The gifts covered in red and green paper and hiding in bell-shaped gift sacks no longer sat under the tree. Their contents had been opened and enjoyed with much elation days before. Little did I know I was about to witness my greatest surprise of the season.
You know the feeling…we had experienced the high of celebrating the miraculous birth…but then came the postpartum packing blues. I had dreaded taking down Christmas decorations from the minute the last of the family walked out the door on Christmas Day. Though I loved the carefree schedule of the holidays and the beauty of the glimmering lights, the black cloud of having to pack it all away loomed over me.
Noting that the clock was ticking — it was the final day of December — I realized I must stare my procrastination in the face and do something. The energy drained out of my body as I mulled it over. I felt overwhelmed as I considered all the lights, garland, seasonal plates and decorations to put away…not to mention the sheets and towels that needed washing, floors that needed vacuuming, and the leftovers in the refrigerator that were becoming science projects.
Wait a minute, what about teamwork? What about breaking things down into manageable parts to tackle a hard job? And what about taking an undesirable task and making it into a game? These were things I had written and spoken about…could I apply these principles at this critical moment?
My heart began to lift, then raced as I pondered the possibilities. I considered each of the children and the talents they possessed. Hope swept in like a cool breeze on a hot day.
Not wanting to lose the inspiration, I gathered everyone and gave a quick off-the-cuff pep talk. “Team, we have a mission today that will include everyone. We are going to put away the Christmas decorations in record time. Everyone who works with a good attitude will be rewarded with a treat every thirty minutes when the timer goes off. After we are done, everyone will receive payment based on effort and attitude. Bonuses will be given if we come in under a three hour time limit. Prizes will be awarded, and we will celebrate with kids meals at your favorite restaurant.”
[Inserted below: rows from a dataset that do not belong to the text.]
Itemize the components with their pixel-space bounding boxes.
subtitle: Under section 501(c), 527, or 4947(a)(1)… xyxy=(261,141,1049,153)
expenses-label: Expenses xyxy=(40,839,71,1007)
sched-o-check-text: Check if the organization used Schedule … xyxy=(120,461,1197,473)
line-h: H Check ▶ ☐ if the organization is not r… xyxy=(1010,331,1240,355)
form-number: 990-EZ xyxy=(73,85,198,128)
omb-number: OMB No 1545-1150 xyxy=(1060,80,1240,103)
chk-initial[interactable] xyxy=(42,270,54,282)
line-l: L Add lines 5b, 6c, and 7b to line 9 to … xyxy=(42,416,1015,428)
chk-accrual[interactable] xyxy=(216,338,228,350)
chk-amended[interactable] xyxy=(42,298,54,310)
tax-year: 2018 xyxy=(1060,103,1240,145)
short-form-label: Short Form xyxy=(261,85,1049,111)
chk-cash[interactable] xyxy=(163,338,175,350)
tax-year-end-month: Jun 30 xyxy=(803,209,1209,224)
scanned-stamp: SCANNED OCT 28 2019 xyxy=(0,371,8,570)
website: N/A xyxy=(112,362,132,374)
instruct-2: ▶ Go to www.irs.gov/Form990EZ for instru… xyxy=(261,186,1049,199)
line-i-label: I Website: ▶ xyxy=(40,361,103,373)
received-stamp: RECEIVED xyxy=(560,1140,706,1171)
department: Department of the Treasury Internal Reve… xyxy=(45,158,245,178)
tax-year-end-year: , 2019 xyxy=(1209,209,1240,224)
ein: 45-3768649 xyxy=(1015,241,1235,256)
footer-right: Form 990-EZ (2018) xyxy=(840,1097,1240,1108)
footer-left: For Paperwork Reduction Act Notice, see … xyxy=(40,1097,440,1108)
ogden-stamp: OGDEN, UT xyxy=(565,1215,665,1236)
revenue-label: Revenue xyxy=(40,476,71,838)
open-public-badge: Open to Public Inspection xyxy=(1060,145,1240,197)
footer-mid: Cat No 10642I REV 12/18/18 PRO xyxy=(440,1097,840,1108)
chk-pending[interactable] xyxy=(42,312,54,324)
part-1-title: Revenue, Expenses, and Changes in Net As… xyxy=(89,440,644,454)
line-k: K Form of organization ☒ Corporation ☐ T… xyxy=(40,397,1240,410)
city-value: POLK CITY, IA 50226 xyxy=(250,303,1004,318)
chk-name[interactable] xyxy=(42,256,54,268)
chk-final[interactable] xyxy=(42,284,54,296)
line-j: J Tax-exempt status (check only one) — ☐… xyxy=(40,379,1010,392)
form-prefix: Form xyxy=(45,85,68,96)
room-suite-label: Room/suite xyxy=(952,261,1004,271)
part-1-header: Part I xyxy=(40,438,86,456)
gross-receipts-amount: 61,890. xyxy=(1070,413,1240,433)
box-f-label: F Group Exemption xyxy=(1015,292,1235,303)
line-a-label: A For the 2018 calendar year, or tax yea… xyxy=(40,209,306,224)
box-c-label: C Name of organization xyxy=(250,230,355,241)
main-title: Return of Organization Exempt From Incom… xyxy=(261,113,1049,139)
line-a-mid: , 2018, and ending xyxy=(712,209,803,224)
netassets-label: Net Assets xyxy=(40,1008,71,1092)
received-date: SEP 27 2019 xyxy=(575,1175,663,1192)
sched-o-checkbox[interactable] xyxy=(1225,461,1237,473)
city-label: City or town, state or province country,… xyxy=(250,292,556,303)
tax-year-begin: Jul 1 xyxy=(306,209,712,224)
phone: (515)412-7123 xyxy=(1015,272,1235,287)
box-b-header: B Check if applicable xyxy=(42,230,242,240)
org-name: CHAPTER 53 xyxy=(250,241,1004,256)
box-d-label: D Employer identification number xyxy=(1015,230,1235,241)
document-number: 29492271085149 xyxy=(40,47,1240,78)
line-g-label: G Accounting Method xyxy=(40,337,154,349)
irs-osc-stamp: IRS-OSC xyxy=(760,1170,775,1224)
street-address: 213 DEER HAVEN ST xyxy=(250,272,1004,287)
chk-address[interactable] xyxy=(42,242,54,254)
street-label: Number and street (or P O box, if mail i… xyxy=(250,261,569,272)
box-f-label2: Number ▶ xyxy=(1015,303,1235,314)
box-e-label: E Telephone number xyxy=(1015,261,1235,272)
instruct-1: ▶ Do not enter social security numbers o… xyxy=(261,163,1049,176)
Where should we start? Karis Joy (3) and Micah (5) could be gatherers. “Your mission is to seek out every Christmas-related item in the house that you can reach and carefully bring it to one of the two large tables I have covered with table cloths.” They scurried off like two busy bees.
I then turned my attention to Caleb (7). He had always been our outdoorsman and was a take-charge guy who enjoyed time with his dad. “Caleb, you and Dad will be packing all the outdoor decorations and lights.”
As I could see the tables filling up with Christmas items, I knew just who I needed at that point. My spatially-gifted left-brained son, Dillon (11). Chris passed down the thirteen red and green plastic bins from the attic, and his job was to pack all the items brought to the tables.
That left Derek (10), the perfect right-hand-man for me that day. His strengths are flexibility, a good attitude, and a willingness to do whatever is asked, one task at a time. He and I covered whatever else was needed. As we turned on some upbeat music, I announced, “Let the games begin!”
Every thirty minutes when the timer rang, I dispensed “energy pills” (small chocolate candies) to keep them going. “Yea! It’s time for injury pills!” my five-year-old would exclaim when he heard the ring.
My heart welled up with joy as I saw my home transform before my eyes, inside and out. If someone started to tire, I reminded him of the good things ahead for the diligent who held good attitudes. One and a half hours from our starting time, I was in awe as we passed up to Chris the last box to store in the attic until next year. Was I surprised? It was greater than I could have ever hoped or dreamed.
We gave a cheer and I told everyone to head to the car to depart for our celebration. I quickly cut “ribbons” out of red construction paper, and grabbed my Sharpie to label the awards. We had everything from “fastest three-year-old gatherer in the U.S.” to “shrewdest packer in history” (Dillon had two empty bins left over). And of course my husband received an award for being so great and going along with my plan.
My favorite gift that year didn’t have a ribbon around it and couldn’t be held in my hands. I received the joy of marking a big job off my to-do list. But even greater was the joy of watching my family work like an All-Star team. Post-season play had never looked or felt better.